Tobit war ein Mann mit Prinzipien, der es gerne genau und ordentlich hatte. Regeln waren dafür da, dass sie eingehalten werden. Kein Wunder also, dass er auch die Reise seines Sohnes Tobias auf den Tag genau geplant hatte und sich wunderte, als die Rückkehr nicht zu der Zeit erfolgte, die er vorgesehen hatte. Grund dafür war ein Ereignis, das er nicht in seine Berechnungen aufnehmen konnte, da es sich um die unerwartete Blitz-Hochzeit seines Sohnes handelte, die in der Ferne mit Feierlichkeiten von nicht weniger als zwei Wochen eingeläutet wurde.

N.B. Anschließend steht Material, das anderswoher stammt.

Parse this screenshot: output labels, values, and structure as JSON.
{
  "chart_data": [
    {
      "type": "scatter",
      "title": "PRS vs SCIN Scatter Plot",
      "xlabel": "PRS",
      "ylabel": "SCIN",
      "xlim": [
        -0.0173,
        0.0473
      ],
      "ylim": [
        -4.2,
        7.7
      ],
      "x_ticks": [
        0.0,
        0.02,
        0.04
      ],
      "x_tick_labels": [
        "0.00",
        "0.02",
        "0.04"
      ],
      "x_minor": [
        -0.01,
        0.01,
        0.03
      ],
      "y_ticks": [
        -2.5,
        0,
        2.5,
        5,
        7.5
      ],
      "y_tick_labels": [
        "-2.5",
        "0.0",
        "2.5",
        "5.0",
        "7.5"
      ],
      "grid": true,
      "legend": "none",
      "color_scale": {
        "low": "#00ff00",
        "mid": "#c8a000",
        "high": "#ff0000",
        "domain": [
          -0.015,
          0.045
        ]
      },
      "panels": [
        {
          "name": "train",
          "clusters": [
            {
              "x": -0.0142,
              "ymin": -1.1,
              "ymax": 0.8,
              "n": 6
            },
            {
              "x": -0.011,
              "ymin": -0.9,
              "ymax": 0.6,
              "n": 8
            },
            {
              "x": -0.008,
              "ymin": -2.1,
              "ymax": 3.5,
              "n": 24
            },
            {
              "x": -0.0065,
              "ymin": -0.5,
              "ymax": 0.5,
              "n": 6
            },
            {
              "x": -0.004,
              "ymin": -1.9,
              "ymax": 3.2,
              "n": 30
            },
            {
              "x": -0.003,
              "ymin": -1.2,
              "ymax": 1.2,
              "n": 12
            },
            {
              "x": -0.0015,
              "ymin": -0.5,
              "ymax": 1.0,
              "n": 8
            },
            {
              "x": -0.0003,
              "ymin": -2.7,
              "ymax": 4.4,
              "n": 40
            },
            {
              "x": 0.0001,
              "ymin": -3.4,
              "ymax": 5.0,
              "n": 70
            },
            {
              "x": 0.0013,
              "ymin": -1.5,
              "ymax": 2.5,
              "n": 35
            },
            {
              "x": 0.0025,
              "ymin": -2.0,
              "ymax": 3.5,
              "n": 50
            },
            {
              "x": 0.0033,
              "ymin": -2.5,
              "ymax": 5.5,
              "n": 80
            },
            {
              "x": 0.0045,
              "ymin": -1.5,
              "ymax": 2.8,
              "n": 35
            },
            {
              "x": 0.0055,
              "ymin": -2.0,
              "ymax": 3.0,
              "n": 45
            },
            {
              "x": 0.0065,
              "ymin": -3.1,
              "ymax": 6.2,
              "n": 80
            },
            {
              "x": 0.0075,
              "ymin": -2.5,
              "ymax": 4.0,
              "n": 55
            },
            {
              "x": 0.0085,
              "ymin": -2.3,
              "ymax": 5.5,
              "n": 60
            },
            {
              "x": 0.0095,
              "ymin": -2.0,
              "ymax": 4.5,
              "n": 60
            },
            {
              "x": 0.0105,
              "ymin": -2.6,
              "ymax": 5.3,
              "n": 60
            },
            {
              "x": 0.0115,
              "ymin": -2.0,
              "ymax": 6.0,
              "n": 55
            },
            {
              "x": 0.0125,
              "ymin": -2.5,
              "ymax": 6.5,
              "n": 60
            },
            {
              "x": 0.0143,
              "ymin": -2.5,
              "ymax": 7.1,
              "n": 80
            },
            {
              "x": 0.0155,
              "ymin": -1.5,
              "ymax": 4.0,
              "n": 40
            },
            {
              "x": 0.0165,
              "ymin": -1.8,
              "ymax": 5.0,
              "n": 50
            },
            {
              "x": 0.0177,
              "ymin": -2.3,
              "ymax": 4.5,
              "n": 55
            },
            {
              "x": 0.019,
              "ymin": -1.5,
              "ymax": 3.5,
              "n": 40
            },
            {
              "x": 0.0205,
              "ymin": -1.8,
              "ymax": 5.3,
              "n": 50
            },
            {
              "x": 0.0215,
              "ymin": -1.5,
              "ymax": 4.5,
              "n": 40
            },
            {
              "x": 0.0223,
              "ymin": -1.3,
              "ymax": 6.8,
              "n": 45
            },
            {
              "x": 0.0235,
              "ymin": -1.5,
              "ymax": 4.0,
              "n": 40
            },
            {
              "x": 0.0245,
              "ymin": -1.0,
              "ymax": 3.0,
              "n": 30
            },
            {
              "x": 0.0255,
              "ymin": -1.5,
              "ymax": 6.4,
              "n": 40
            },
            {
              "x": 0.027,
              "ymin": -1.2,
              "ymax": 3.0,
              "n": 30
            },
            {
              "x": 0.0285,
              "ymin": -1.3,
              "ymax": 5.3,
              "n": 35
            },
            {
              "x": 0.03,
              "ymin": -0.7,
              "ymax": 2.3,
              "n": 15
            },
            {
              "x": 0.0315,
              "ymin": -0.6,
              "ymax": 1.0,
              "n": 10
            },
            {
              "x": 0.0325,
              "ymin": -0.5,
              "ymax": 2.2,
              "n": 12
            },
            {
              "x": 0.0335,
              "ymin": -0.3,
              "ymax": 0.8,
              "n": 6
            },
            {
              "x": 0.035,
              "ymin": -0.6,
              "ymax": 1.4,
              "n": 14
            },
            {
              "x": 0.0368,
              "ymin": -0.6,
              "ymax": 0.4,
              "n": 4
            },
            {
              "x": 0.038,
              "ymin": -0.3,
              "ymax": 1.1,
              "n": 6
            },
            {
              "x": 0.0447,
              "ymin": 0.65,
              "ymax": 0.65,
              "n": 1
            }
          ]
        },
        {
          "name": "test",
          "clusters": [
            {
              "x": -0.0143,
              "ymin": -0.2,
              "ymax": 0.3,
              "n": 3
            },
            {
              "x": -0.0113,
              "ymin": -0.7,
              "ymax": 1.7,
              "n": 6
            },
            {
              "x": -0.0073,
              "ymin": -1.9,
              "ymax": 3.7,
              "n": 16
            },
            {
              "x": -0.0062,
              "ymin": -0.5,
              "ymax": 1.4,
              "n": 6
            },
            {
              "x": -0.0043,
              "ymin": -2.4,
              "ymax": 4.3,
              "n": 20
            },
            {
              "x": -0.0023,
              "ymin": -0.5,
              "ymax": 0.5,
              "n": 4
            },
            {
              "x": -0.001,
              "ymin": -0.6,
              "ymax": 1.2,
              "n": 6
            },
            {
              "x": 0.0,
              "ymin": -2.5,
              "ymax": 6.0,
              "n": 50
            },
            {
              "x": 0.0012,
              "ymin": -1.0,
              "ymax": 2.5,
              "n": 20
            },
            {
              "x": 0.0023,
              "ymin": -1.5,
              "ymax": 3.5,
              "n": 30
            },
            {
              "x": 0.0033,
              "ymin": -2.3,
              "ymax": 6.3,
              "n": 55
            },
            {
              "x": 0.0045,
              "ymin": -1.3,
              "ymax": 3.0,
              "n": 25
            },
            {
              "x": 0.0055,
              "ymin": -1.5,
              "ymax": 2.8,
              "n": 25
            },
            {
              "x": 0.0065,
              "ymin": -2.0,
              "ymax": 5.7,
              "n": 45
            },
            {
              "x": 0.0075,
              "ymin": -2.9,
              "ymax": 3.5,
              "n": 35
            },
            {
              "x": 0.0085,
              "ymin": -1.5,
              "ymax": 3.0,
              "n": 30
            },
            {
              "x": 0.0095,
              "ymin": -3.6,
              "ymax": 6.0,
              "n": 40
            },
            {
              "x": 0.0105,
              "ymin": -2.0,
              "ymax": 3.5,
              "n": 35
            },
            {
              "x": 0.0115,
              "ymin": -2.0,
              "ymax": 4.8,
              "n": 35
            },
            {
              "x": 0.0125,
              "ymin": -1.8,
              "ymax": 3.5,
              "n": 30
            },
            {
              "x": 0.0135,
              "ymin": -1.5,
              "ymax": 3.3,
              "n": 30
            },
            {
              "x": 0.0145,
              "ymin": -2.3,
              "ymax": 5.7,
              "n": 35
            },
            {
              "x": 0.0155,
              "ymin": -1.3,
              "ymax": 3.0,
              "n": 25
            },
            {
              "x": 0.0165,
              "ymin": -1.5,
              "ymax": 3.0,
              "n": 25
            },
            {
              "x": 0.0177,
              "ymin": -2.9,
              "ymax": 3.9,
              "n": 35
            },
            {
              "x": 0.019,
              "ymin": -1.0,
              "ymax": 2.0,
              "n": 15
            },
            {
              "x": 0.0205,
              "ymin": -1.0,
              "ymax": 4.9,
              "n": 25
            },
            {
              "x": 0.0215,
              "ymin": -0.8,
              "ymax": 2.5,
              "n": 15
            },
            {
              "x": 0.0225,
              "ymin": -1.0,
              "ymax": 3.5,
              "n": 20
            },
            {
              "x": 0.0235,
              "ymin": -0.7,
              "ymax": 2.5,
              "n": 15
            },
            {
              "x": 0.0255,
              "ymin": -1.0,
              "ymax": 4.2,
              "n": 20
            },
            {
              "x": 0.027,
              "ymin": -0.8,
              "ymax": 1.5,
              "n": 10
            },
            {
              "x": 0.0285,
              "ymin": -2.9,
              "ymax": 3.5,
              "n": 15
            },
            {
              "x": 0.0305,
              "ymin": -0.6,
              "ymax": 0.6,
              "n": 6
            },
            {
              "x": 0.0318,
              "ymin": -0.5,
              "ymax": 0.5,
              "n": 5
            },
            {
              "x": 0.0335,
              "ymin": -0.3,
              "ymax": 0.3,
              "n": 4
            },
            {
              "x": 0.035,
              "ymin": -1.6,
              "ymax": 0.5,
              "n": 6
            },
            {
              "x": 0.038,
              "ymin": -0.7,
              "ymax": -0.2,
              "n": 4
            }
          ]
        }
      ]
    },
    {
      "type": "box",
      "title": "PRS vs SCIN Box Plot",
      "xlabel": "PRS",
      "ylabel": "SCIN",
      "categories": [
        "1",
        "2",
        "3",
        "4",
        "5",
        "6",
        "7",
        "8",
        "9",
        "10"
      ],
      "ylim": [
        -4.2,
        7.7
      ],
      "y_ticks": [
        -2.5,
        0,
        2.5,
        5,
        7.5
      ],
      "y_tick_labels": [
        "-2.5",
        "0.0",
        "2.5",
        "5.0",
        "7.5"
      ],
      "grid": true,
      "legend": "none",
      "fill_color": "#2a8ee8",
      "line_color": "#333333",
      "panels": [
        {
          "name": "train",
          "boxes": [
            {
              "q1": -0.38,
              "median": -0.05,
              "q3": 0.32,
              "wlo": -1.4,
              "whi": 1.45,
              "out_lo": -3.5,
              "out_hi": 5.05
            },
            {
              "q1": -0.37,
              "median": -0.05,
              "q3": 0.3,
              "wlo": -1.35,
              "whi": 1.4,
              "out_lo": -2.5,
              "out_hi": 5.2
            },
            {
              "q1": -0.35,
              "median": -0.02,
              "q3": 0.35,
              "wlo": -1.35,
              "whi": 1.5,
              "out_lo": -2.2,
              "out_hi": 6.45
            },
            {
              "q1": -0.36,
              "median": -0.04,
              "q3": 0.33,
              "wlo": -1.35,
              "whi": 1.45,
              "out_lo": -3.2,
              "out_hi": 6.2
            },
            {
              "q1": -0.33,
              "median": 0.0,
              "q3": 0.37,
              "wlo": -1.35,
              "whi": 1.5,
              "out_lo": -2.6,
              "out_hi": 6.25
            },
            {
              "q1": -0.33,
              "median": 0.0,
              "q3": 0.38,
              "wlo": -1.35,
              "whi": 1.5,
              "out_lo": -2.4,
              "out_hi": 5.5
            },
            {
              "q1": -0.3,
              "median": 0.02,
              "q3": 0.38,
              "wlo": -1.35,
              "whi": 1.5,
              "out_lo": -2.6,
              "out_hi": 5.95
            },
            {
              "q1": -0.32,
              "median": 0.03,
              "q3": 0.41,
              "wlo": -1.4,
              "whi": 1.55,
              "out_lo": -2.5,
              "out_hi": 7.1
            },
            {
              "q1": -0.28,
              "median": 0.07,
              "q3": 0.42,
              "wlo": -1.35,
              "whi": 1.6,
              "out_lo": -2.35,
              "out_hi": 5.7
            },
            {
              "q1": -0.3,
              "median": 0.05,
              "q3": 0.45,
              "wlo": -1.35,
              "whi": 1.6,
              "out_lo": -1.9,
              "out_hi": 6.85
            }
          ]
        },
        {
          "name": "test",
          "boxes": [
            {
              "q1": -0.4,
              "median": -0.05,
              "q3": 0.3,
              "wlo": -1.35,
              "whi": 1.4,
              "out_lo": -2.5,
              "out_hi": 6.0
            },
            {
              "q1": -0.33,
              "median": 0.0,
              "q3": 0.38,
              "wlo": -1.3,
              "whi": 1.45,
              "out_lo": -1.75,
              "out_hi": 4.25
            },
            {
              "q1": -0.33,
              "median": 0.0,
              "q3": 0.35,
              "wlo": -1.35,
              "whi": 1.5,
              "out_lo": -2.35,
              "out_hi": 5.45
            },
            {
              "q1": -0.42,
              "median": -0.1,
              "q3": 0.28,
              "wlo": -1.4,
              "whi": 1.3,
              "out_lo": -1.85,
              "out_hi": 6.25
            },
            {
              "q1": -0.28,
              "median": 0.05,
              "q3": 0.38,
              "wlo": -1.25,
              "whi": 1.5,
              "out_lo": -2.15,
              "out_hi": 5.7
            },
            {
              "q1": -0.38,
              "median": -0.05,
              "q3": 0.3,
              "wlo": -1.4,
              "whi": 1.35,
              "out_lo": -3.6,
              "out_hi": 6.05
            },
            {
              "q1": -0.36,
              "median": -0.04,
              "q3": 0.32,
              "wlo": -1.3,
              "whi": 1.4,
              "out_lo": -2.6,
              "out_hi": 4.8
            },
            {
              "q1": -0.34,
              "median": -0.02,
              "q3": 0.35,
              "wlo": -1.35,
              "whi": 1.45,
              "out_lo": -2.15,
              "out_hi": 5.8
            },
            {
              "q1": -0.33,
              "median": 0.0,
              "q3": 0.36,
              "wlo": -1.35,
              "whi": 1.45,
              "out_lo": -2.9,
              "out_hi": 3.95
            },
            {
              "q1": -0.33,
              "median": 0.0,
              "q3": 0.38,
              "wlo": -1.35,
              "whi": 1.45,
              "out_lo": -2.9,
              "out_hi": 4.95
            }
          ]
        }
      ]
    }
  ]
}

Zwei Wochen, in denen Tobias feierte und sein Vater sich zunehmend mit dem Gedanken beschäftigen musste, dass sein einziges Kind auf der Reise gestorben ist. Tobias Mutter machte diese Vorstellung halb wahnsinnig, weswegen sie ruhelos durch die Straßen irrte und mit schwindender Hoffnung in die Ferne schaute. Es kam darüber zum Streit zwischen ihr und Tobit, da beide Eltern vor Sorgen gelähmt waren. Ein Drama, das leicht hätte verhindert werden können, wenn nur irgendwer auf der exzessiven Hochzeitsfeier auf die Idee gekommen wäre, die Eltern des Bräutigams über die Verzögerung zu informieren (und über die Hochzeit). Zumal es auch Tobias selbst bewusst gewesen, in was für eine Krise er seine Eltern durch seine Verspätung gestoßen hatte. Als er sich schließlich doch auf den Weg zu ihnen machte, merkte er recht gleichgültig an, dass seine Eltern vermutlich längst glauben würde, dass er tot sei.
Als er dann endlich bei seinen Eltern in der Tür stand, tat er das (dank der Mitgift) als reicher Mann mit einer siebenfach verwitweten Ehefrau – und weiterhin in Begleitung des geheimnisvollen Begleiters, der ihm auf der ganzen Reise nicht von der Seite gewichen war. Das Wiedersehen brachte für seinen Vater noch eine wundersame Überraschung. Tobias tropfte ihm mit der Galle des Fisches, dessen Innereien schon den Dämon von Sara genommen hatte, in die erblindeten Augen. „Dann schälte Tobias mit seinen beiden Händen die weißen Flecken aus den Augenwinkeln“ und fertig war die erste erfolgreiche Augenoperation der Bibel. Überwältigt rief Tobit aus: „Ich kann dich wieder sehen, Kind, du Licht meiner Augen!“
Die Rückkehr hielt aber noch eine andere Überraschung parat. Der Engel Rafael gab sich endlich als er selbst zu erkennen, bevor er seine Aufgabe hier für erledigt erklärte und vor den staunenden Augen von Tobit und Tobis in den Himmel aufstieg. Wobei sich Vater und Sohn beide im Nachhinein eingestehen mussten, dass es schon Hinweise darauf gegeben hatte, dass dieser geheimnisvolle Reisende kein echter Mensch gewesen war. Einen dieser Hinweise sprach der Engel auch selbst an, bevor er entschwand: „Ihr saht, dass ich nie etwas gegessen habe.“ Das sollte einem tatsächlich zu denken geben und es spricht erneut für Tobias Leichtgläubigkeit, dass es das bei ihm nicht getan hatte.